Background: Acute appendicitis is the most common surgical condition of children. About 1 to 10% of children presenting in surgical emergencies with acute abdomen fall within the domain of acute appendicitis.
Aim and objectives: to perform a systematic review and a meta-analysis about literature published in the period from 2010-2023 determine the value of Clinical Scoring system and Imaging modalities To reduce Negative appendectomy Rate.
Subjects and methods: Meta-analysis and systematic review of the published studies about the role of clinical scoring systems and imaging modalities to reduce the negative appendectomy rate as comparing between patients operated as appendectomy with pre-operative assessment using clinical scoring systems and imaging modalities and those operated without preoperative assessment as regards the negative appendectomy rate carried out in the period between 2010 and 2023
Result: Four studies reported modified Alvarado scores (for 1 – 4 and 1 – 6 score) but only three studies suitable for analysis.
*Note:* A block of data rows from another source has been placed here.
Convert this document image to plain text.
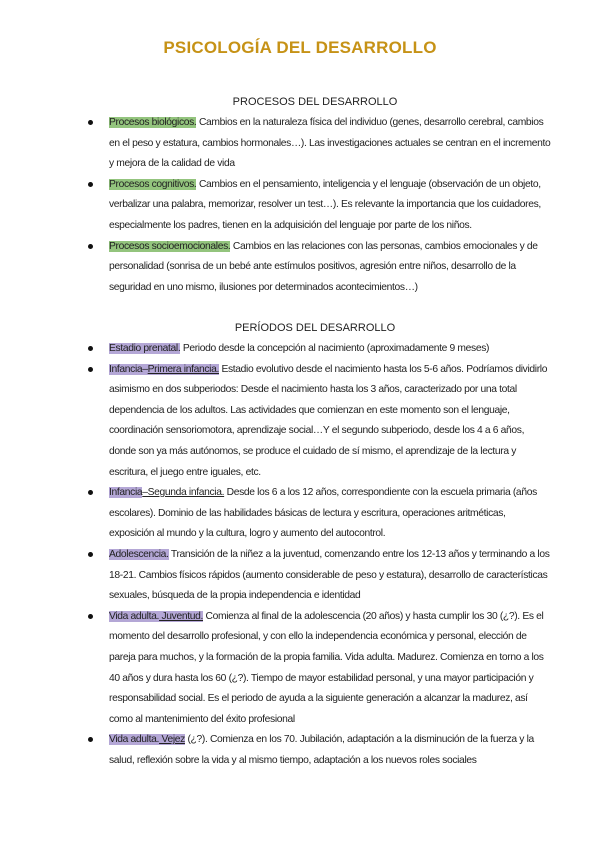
PSICOLOGÍA DEL DESARROLLO
PROCESOS DEL DESARROLLO
Procesos biológicos. Cambios en la naturaleza física del individuo (genes, desarrollo cerebral, cambios en el peso y estatura, cambios hormonales…). Las investigaciones actuales se centran en el incremento y mejora de la calidad de vida
Procesos cognitivos. Cambios en el pensamiento, inteligencia y el lenguaje (observación de un objeto, verbalizar una palabra, memorizar, resolver un test…). Es relevante la importancia que los cuidadores, especialmente los padres, tienen en la adquisición del lenguaje por parte de los niños.
Procesos socioemocionales. Cambios en las relaciones con las personas, cambios emocionales y de personalidad (sonrisa de un bebé ante estímulos positivos, agresión entre niños, desarrollo de la seguridad en uno mismo, ilusiones por determinados acontecimientos…)
PERÍODOS DEL DESARROLLO
Estadio prenatal. Periodo desde la concepción al nacimiento (aproximadamente 9 meses)
Infancia–Primera infancia. Estadio evolutivo desde el nacimiento hasta los 5-6 años. Podríamos dividirlo asimismo en dos subperiodos: Desde el nacimiento hasta los 3 años, caracterizado por una total dependencia de los adultos. Las actividades que comienzan en este momento son el lenguaje, coordinación sensoriomotora, aprendizaje social…Y el segundo subperiodo, desde los 4 a 6 años, donde son ya más autónomos, se produce el cuidado de sí mismo, el aprendizaje de la lectura y escritura, el juego entre iguales, etc.
Infancia–Segunda infancia. Desde los 6 a los 12 años, correspondiente con la escuela primaria (años escolares). Dominio de las habilidades básicas de lectura y escritura, operaciones aritméticas, exposición al mundo y la cultura, logro y aumento del autocontrol.
Adolescencia. Transición de la niñez a la juventud, comenzando entre los 12-13 años y terminando a los 18-21. Cambios físicos rápidos (aumento considerable de peso y estatura), desarrollo de características sexuales, búsqueda de la propia independencia e identidad
Vida adulta. Juventud. Comienza al final de la adolescencia (20 años) y hasta cumplir los 30 (¿?). Es el momento del desarrollo profesional, y con ello la independencia económica y personal, elección de pareja para muchos, y la formación de la propia familia. Vida adulta. Madurez. Comienza en torno a los 40 años y dura hasta los 60 (¿?). Tiempo de mayor estabilidad personal, y una mayor participación y responsabilidad social. Es el periodo de ayuda a la siguiente generación a alcanzar la madurez, así como al mantenimiento del éxito profesional
Vida adulta. Vejez (¿?). Comienza en los 70. Jubilación, adaptación a la disminución de la fuerza y la salud, reflexión sobre la vida y al mismo tiempo, adaptación a los nuevos roles sociales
A significant heterogeneity was detected. Therefore, a random-effect model was used for analysis (I² = 77%, P=0. 01). The combined OR and 95% CIs was 59.20 (7.32 to 478.73). The combined result demonstrates a statistically significant difference between groups regarding modified Alvarado scores (1 – 4 and 1 – 6 score) (Z = 3.83, P =0.0001).
Conclusion: Both scoring systems can be of assistance in setting the diagnosis of acute appendicitis, but none has adequate predictive values in assessing acute appendicitis, and none can be used as an exclusive standard in setting the diagnosis of acute appendicitis in children.
The AIR score had the best distinguishable power and statistically is superior to Alvarado score and PAS in prognostication of acute appendicitis in children population. Usage of AIR score in the diagnosis of suspected acute appendicitis in pediatrics increases clinical accuracy and reduces the negative appendicectomy rate. This results in a decrease in unnecessary admissions, the healthcare burden and cost and increases the overall efficiency of emergency surgical services.